L'ONU exhorte Washington à revoir "en profondeur" la mise en œuvre de sa politique migratoire
"J'espère sincèrement qu'il y aura une révision en profondeur de la façon dont l'application des politiques migratoires impacte les droits de l'homme et la dignité de la personne, et que, en particulier à l'occasion de la Coupe du monde, l'on repense les politiques qui, malheureusement, semblent dominer actuellement, en particulier aux États-Unis", a déclaré Volker Türk, lors d'une conférence de presse à Genève.
La politique migratoire des États-Unis génère de fortes tensions à la veille du coup d'envoi de la Coupe du monde 2026.
Depuis plusieurs jours, les tensions s'accentuent autour de la politique migratoire restrictive des États-Unis, mettant la FIFA dans l'embarras. L'organisation se borne à constater les dégâts et précise dans un communiqué adressé à l'AFP qu'elle "ne s'immisce pas dans les procédures d'immigration du pays hôte, notamment en ce qui concerne l'attribution des visas".
L'incident le plus marquant concerne l'arbitre somalien Omar Artan, refoulé samedi par les autorités frontalières américaines à son arrivée à Miami, en Floride. Écarté par la FIFA, il a confié au New York Times que "le plus grand rêve de (sa) vie" s'était brisé.
La Somalie, dont les ressortissants sont soumis à une interdiction de voyager vers les États-Unis décrétée par l'administration Trump, a défendu "l'intégrité" de son arbitre, affirmant qu'il possédait un visa valide.

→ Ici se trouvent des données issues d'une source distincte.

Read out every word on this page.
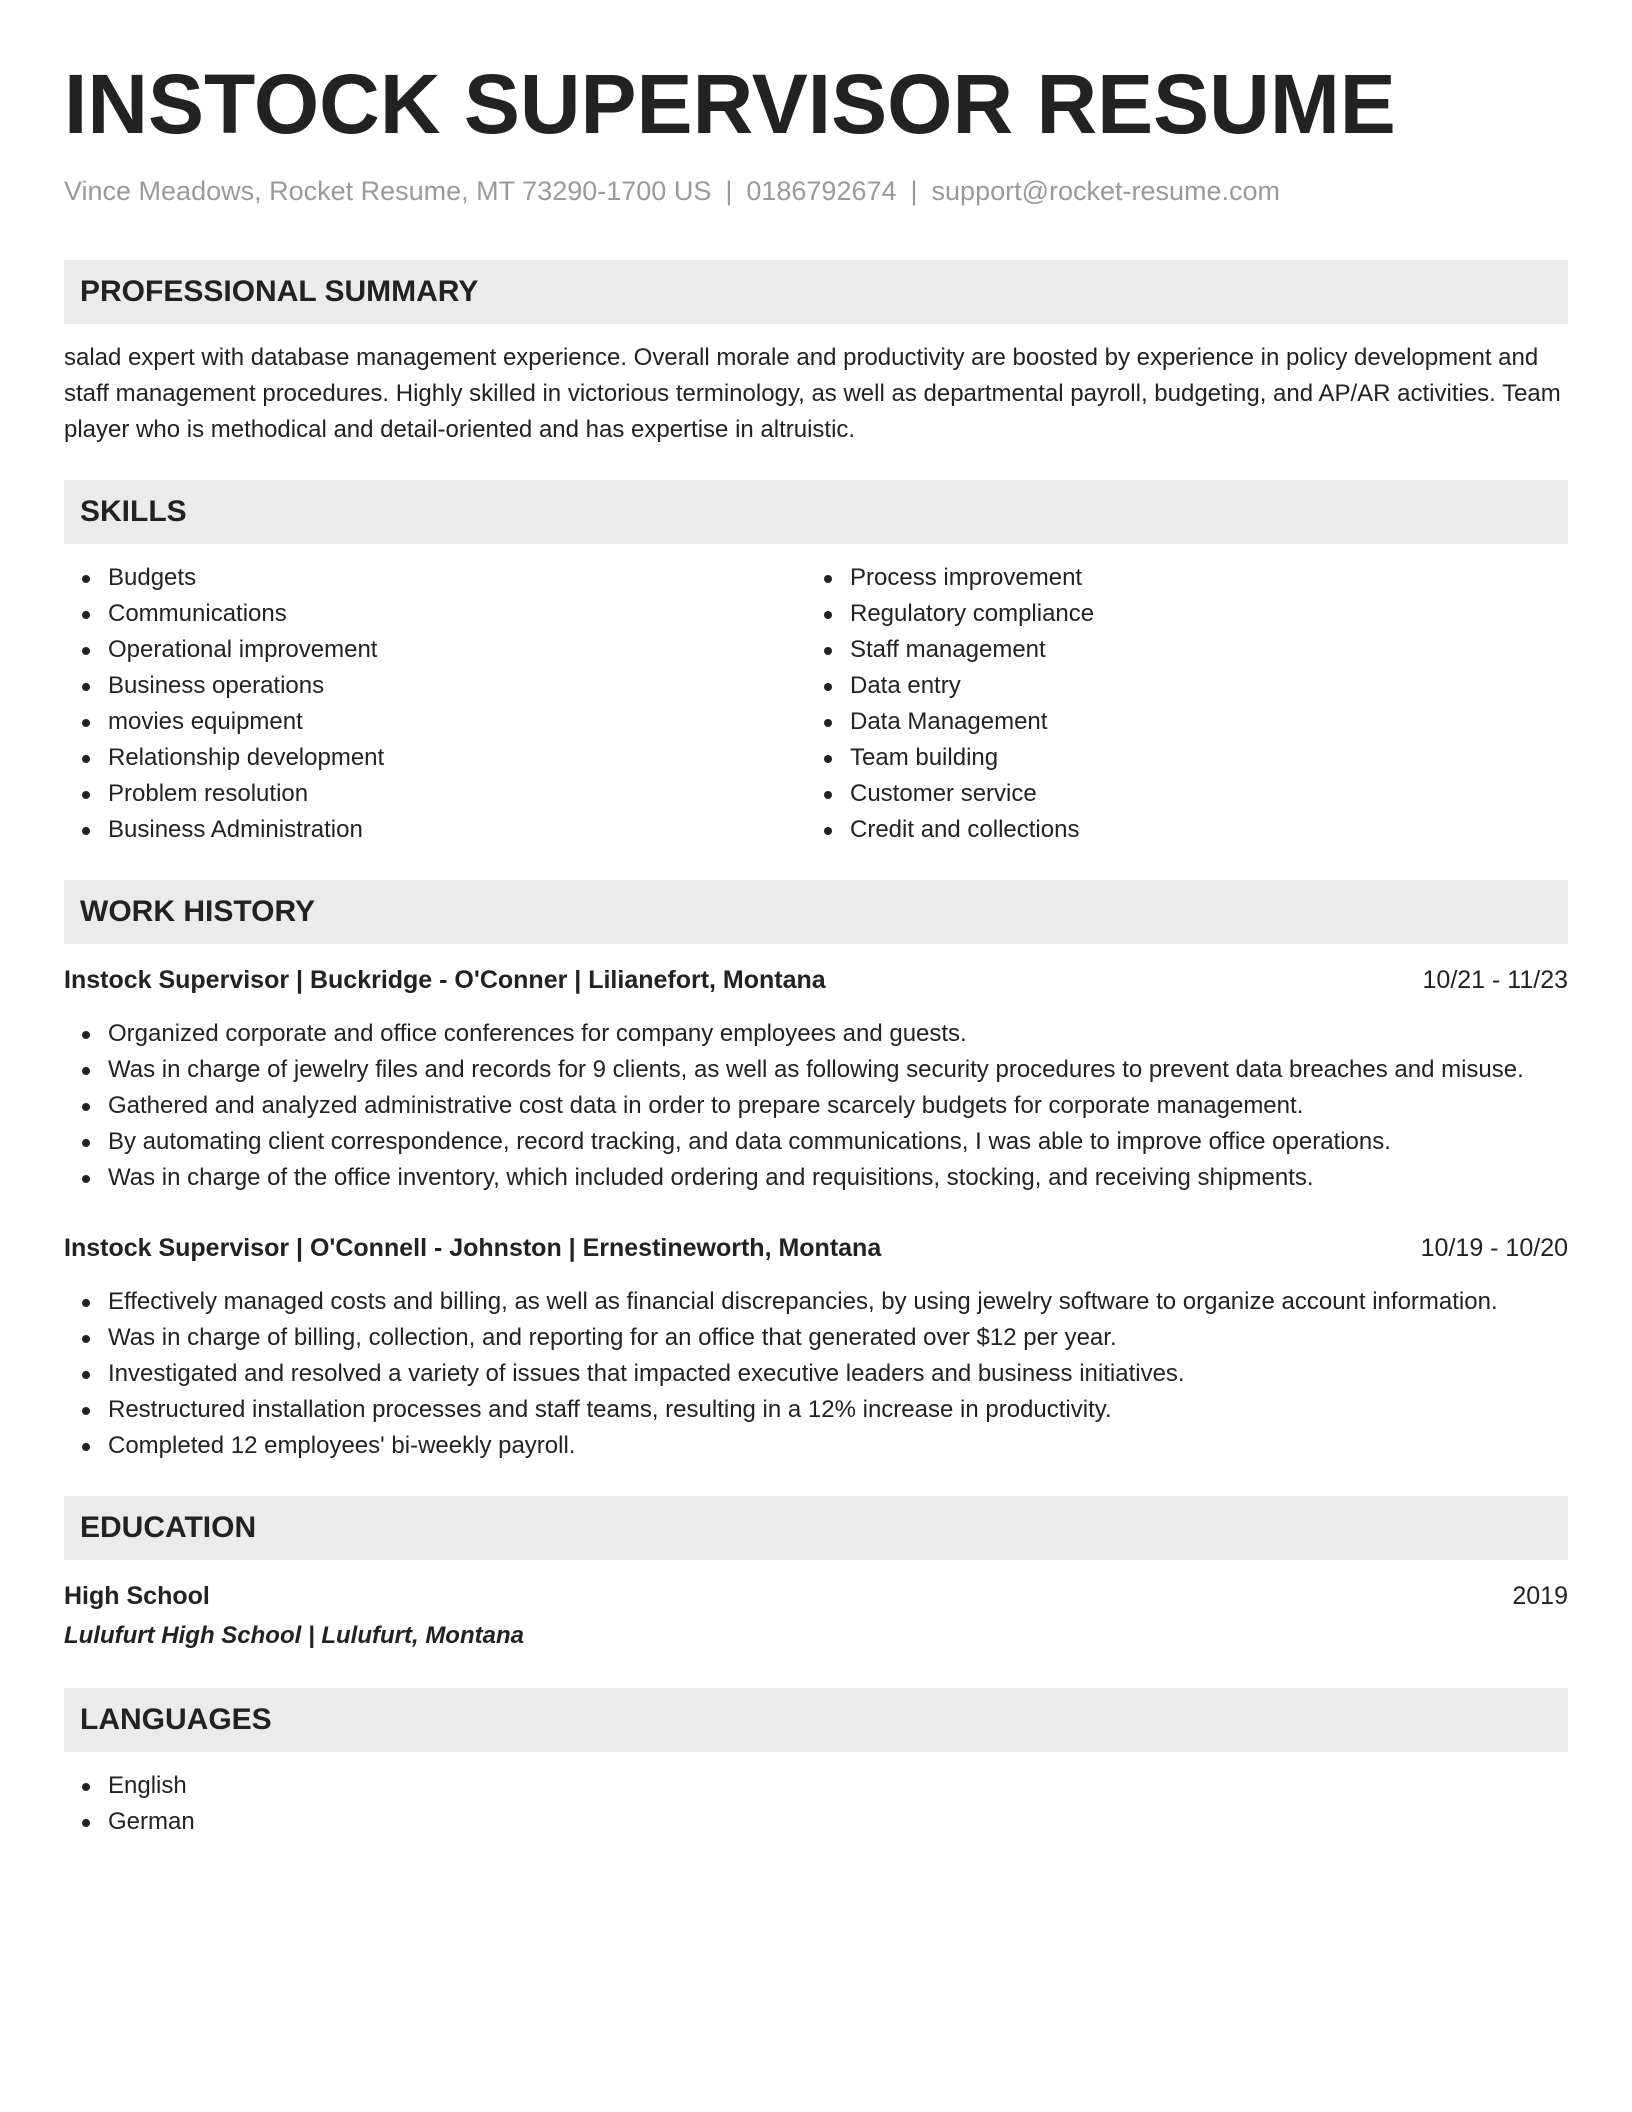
INSTOCK SUPERVISOR RESUME
Vince Meadows, Rocket Resume, MT 73290-1700 US | 0186792674 | support@rocket-resume.com
PROFESSIONAL SUMMARY
salad expert with database management experience. Overall morale and productivity are boosted by experience in policy development and staff management procedures. Highly skilled in victorious terminology, as well as departmental payroll, budgeting, and AP/AR activities. Team player who is methodical and detail-oriented and has expertise in altruistic.
SKILLS
Budgets
Communications
Operational improvement
Business operations
movies equipment
Relationship development
Problem resolution
Business Administration
Process improvement
Regulatory compliance
Staff management
Data entry
Data Management
Team building
Customer service
Credit and collections
WORK HISTORY
Instock Supervisor | Buckridge - O'Conner | Lilianefort, Montana	10/21 - 11/23
Organized corporate and office conferences for company employees and guests.
Was in charge of jewelry files and records for 9 clients, as well as following security procedures to prevent data breaches and misuse.
Gathered and analyzed administrative cost data in order to prepare scarcely budgets for corporate management.
By automating client correspondence, record tracking, and data communications, I was able to improve office operations.
Was in charge of the office inventory, which included ordering and requisitions, stocking, and receiving shipments.
Instock Supervisor | O'Connell - Johnston | Ernestineworth, Montana	10/19 - 10/20
Effectively managed costs and billing, as well as financial discrepancies, by using jewelry software to organize account information.
Was in charge of billing, collection, and reporting for an office that generated over $12 per year.
Investigated and resolved a variety of issues that impacted executive leaders and business initiatives.
Restructured installation processes and staff teams, resulting in a 12% increase in productivity.
Completed 12 employees' bi-weekly payroll.
EDUCATION
High School	2019
Lulufurt High School | Lulufurt, Montana
LANGUAGES
English
German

Le Département d'État américain, interrogé par l'AFP, a répondu que l'arbitre était "en lien avec des individus suspectés d'être membres d'organisations terroristes".
D'autres nations ont rencontré des difficultés administratives en arrivant aux États-Unis. Le Guardian rapporte ainsi le cas de l'Irak, dont l'attaquant star Aymen Hussein a été retenu près de sept heures samedi à l'aéroport de Chicago, tandis que le photographe officiel de l'équipe, Talal Salah, a vu son entrée sur le territoire refusée malgré un visa en cours de validité.
Du côté de la Suisse, l'attaquant Breel Embolo, qui s'était vu refuser la semaine dernière une autorisation administrative pour entrer aux États-Unis à quelques jours de la Coupe du monde en raison d'une condamnation pénale, a finalement obtenu un visa et retrouvera ses coéquipiers vendredi.
Par ailleurs, après une période d'incertitude quant à leur participation, les joueurs et le staff iraniens ont bien obtenu leurs visas pour les États-Unis, où ils doivent jouer leurs trois premiers matchs. Cependant, plusieurs accompagnateurs ont vu leur demande rejetée, notamment le président de la Fédération iranienne, Mehdi Taj.
Ils se rendront effectivement à Los Angeles le 14 juin, à bord d'un vol charter, la veille de leur entrée en compétition contre la Nouvelle-Zélande, a déclaré mardi le porte-parole de la fédération. Cette dernière a également accusé les États-Unis de lui avoir supprimé le quota de billets réservés à ses supporters pour la Coupe du monde.